Why we're conflicted King's Speech director turned down Iron Man 3

Contributed by
Dec 14, 2012, 4:51 PM EST

While it wasn't a complete surprise to learn that one of this year's Oscar nominees for Best Director turned down Iron Man 3, we still can't help but wonder how it might have turned out if he'd said yes.

According to 24 Frames, British director Tom Hooper was offered the chance to direct 2013's Iron Man 3 after Jon Favreau bowed out of the franchise last year. Hooper was relatively unknown in the United States until the massive success of The King's Speech, the historical World War II-era drama that has earned 12 Academy Award nominations, including Best Picture, Best Director and Best Actor (it's expected to go head to head in all those categories with The Social Network).

Marvel Studios, perhaps employing the same unconventional thinking that got Favreau on board for the first two Iron Man entries and Kenneth Branagh behind the camera for Thor, probably saw a chance to get an Oscar nominee or winner locked down for their tentpole series and offered Hooper the job. But he passed, and Iron Man 3 is now in the capable hands of Lethal Weapon writer and Kiss Kiss Bang Bang director Shane Black.

Approaching Hooper was a bold move on Marvel's part, but would it have worked out? On one hand, as a veteran of historical dramas both on film and television, Hooper seems to be a director who focuses extensively on character and detail. He might have helped Robert Downey Jr. bring more layers to the already complex character of Tony Stark while giving the Iron Man saga a larger modern-world context.

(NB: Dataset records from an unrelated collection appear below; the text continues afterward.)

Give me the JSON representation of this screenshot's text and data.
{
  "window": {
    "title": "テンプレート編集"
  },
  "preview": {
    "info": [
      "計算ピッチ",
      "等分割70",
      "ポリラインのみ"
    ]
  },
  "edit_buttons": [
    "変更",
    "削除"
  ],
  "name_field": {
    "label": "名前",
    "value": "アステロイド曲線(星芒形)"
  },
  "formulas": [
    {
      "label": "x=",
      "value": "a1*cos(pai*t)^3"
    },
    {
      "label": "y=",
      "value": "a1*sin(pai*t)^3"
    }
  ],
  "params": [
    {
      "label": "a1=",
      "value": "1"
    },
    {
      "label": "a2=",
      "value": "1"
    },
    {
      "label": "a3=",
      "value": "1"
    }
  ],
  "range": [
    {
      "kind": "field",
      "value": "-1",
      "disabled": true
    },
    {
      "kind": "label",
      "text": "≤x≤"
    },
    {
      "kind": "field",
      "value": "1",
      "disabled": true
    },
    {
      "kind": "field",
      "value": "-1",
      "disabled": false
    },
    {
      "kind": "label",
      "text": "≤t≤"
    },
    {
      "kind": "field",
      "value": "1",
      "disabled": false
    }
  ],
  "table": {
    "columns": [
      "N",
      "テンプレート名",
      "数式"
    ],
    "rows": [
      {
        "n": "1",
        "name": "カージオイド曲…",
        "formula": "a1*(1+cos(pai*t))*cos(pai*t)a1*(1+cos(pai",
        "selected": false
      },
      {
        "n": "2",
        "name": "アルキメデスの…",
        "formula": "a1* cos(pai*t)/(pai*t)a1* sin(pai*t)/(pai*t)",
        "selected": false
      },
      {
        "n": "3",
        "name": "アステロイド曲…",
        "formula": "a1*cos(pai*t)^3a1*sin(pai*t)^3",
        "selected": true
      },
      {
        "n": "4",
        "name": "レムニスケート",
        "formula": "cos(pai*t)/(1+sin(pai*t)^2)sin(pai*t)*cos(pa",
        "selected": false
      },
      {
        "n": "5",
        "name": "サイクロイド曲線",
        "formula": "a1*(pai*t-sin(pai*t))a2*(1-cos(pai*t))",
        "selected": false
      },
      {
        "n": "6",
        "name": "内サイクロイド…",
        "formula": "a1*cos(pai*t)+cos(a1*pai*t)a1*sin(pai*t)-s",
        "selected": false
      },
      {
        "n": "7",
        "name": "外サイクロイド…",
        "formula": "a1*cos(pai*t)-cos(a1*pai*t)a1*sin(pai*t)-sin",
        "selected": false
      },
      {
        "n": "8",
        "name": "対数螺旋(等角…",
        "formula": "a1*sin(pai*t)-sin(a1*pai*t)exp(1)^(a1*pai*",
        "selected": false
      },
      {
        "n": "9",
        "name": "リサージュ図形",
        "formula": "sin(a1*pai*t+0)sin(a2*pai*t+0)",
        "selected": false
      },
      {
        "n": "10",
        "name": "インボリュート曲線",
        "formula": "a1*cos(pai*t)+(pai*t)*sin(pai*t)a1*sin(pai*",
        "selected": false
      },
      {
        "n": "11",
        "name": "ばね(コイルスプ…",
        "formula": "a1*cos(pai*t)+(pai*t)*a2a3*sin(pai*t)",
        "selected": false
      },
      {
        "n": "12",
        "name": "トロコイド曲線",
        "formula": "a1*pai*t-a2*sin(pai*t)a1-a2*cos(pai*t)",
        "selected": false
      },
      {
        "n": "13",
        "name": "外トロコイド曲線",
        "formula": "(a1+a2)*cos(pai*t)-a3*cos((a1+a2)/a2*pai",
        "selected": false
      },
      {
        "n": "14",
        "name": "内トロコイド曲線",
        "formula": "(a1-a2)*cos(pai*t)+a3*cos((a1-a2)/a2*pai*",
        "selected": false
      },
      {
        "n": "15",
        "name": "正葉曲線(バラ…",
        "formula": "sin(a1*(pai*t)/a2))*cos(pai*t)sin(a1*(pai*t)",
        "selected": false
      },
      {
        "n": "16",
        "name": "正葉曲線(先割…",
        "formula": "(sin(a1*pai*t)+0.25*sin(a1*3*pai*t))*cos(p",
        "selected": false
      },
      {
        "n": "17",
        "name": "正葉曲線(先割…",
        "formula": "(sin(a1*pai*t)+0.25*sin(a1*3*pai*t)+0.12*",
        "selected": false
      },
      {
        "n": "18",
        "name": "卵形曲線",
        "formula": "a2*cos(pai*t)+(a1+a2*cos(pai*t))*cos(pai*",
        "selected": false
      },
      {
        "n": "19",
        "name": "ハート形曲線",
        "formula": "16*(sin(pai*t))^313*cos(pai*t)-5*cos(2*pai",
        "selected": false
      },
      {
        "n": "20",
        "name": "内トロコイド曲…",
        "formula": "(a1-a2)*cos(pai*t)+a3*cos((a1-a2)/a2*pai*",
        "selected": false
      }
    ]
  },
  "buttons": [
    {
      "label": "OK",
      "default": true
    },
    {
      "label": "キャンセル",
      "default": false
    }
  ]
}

On the other hand, The King's Speech, for all its excellent period detail and characterization, often feels like a filmed stage play. The occasional use of strange camera angles doesn't disguise the fact that the movie consists mostly of two or three people standing around talking. We already had a lot (some say too much) of that in Iron Man 2, at the expense of a tight script and more action.

Could Hooper have handled the kind of explosive, spectacular action sequences and tons of special effects that are standard issue for a comic-book-based blockbuster like Iron Man? Nothing on his resume says so, but that doesn't mean he couldn't learn. Another question: Could he have handled the explosive, spectacular special effect known as Robert Downey Jr., a man known for being wildly and unpredictably creative on the set?

We'll never know, unless Marvel circles around to him again in a few years for Iron Man 4 or The Avengers 2. Do you think Hooper could have done a good job? And is Marvel's unorthodox approach to directors for its movies a smart strategy or one that could come crashing down on the studio?